Вечера – особая песня. Удивительно свежие и приятные. С Африкой вроде бы не соотносимые, а вот поди ж ты… Может быть, именно они делали эту землю такой притягательной. Притягивали, соответственно, разноплеменных агрессоров – включая мою собственную мать. Мне надоело постоянно от нее отругиваться, и я, ввиду невозможности поменять авиабилет, считала денечки до нашего отъезда. Зачем я всё это пишу, ведь дело не в матери?
Дело в Платоше. Я чувствую: что-то происходит нехорошее, и мне не по себе. Я уже говорила с Гейгером: он встревожен. Очень. Собственно, беседа с ним меня и прихлопнула. Я и половины не поняла из того, что он мне говорил, но того, что поняла, достаточно, чтобы впасть в ступор.
Наш компьютерщик сообщил мне, что программа не всегда выставляет на записях дни недели.
Я спросил, можно ли восстановить утерянные дни. Он ответил, что можно – в виртуальном мире, мол, всё можно. Всё – вопрос времени и усилий.
Я вдруг подумал: а нужно ли?
Когда Настя поехала на занятия, я снова побывал на Никольском кладбище. Видеть его мне было больно – я ведь помню его неразграбленным. Здесь больше нет красивых мраморных надгробий, которые стояли в моем детстве. Я спрашивал себя, зачем эти надгробия могли понадобиться – для повторного использования? Для мощения улиц? Что происходит с народом, который разоряет свои кладбища? То, что произошло с нами.
В дни поминовения мы с родителями навещали здесь кого-то из родственников. Я любил эти походы, потому что были они как загородные поездки: зелень, пруд – будто не кладбище, а парк. И это в двух шагах от Невского. Не чувствовалось там никакой печали. Даже смерти не чувствовалось. Благодаря этому кладбищу я, может быть, и смерти не боялся. Боялся, конечно, но как-то так, без паники.
Смерти я не боялся еще в одном месте: на острове. В отличие от Никольского кладбища, там она чувствовалась повсюду. Нельзя сказать, что за своими жертвами смерть в наши бараки
Умерших закапывали – по-простому, без гробов. Выносили трупы из лазарета и бросали в ящик на телеге. В ящике помещалось четыре трупа, которые прикрывались дощатой крышкой. Если трупы не помещались, санитар залезал на крышку и утаптывал мертвецов. Привозил их к яме и сбрасывал вниз. Яма закапывалась по мере наполнения. Таких ям было много, и время от времени мне приходилось мимо них проходить. И они у меня не вызывали ужаса.
Ужаснулся я лишь однажды – когда один из трупов зашевелился. Именно так: один из голых разлагающихся трупов. Глядя на его копошение, я не допускал даже мысли, что он живой. Ничто в этом человеке не напоминало живого. А он вдруг протянул в мою сторону руку и представился:
– Сафьяновский…
И левое его опухшее веко не позволяло открыться глазу.
Стоял сегодня над могилой Терентия Осиповича и вспоминал, как славно он мне тогда помог.

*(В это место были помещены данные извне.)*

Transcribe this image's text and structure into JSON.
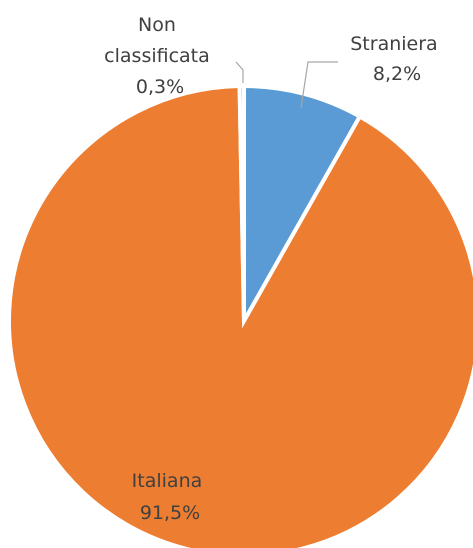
{
  "chart_data": {
    "type": "pie",
    "categories": [
      "Straniera",
      "Italiana",
      "Non classificata"
    ],
    "values": [
      8.2,
      91.5,
      0.3
    ],
    "value_labels": [
      "8,2%",
      "91,5%",
      "0,3%"
    ],
    "colors": [
      "#5b9bd5",
      "#ed7d31",
      "#a5a5a5"
    ],
    "label_lines": [
      [
        "Straniera"
      ],
      [
        "Italiana"
      ],
      [
        "Non",
        "classificata"
      ]
    ],
    "start_angle": "12 o'clock",
    "direction": "clockwise",
    "legend": "none",
    "data_labels": "outside with leader lines for small slices"
  }
}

Какое все-таки точное нашел слово. Он лежал в двух метрах от меня – на пустячном, в сущности, расстоянии. Его могила была зажата между двумя рукотворными холмами и напоминала лодку среди волн.
Настя в прошлый раз подумала, по-моему, что я собираюсь его откопать. Собираюсь ли? Скорее всего, нет. Хотя раскопать его могилу, мне кажется, было бы не страшно. Не страшнее, чем видеть соловецкое копошение в могиле. Ну, и Терентий Осипович умерший не очень бы, наверное, отличался от живого: голова его и при жизни была похожа на череп. Да, я очень хотел бы его увидеть. Если бы можно было спуститься к нему на эти два метра, я бы спустился. Если бы он сказал мне оттуда: “Иди бестрепетно!”, – я бы пошел.
Иннокентию нужно срочно делать магнитно-резонансную томографию головного мозга. В нашей клинике томограф сломался, пришлось договариваться в другой.
Аппаратов в городе раз-два и обчелся. На каждый огромная очередь.
Попытался объяснить,
Дал триста долларов – записали на послезавтра.
Какие-то странные вещи с памятью. Кратковременные провалы.
На утренней молитве просят Богородицу: “Избави мя от многих и лютых воспоминаний”, – и я прошу. Только мои провалы другой природы: временами я забываю, что́ минуту назад собирался делать.
А лютые воспоминания остаются.
Платоша записался в Исторический архив.
– Что, – спрашиваю, – ты там будешь искать?
– Своих современников.
– Я ведь тоже, – смеюсь, – твоя современница. Кто же тебе еще нужен?
А он не засмеялся.
– Да так, разные люди, – говорит, – в сравнении с тобой не очень важные. Мелкие свидетели моей жизни.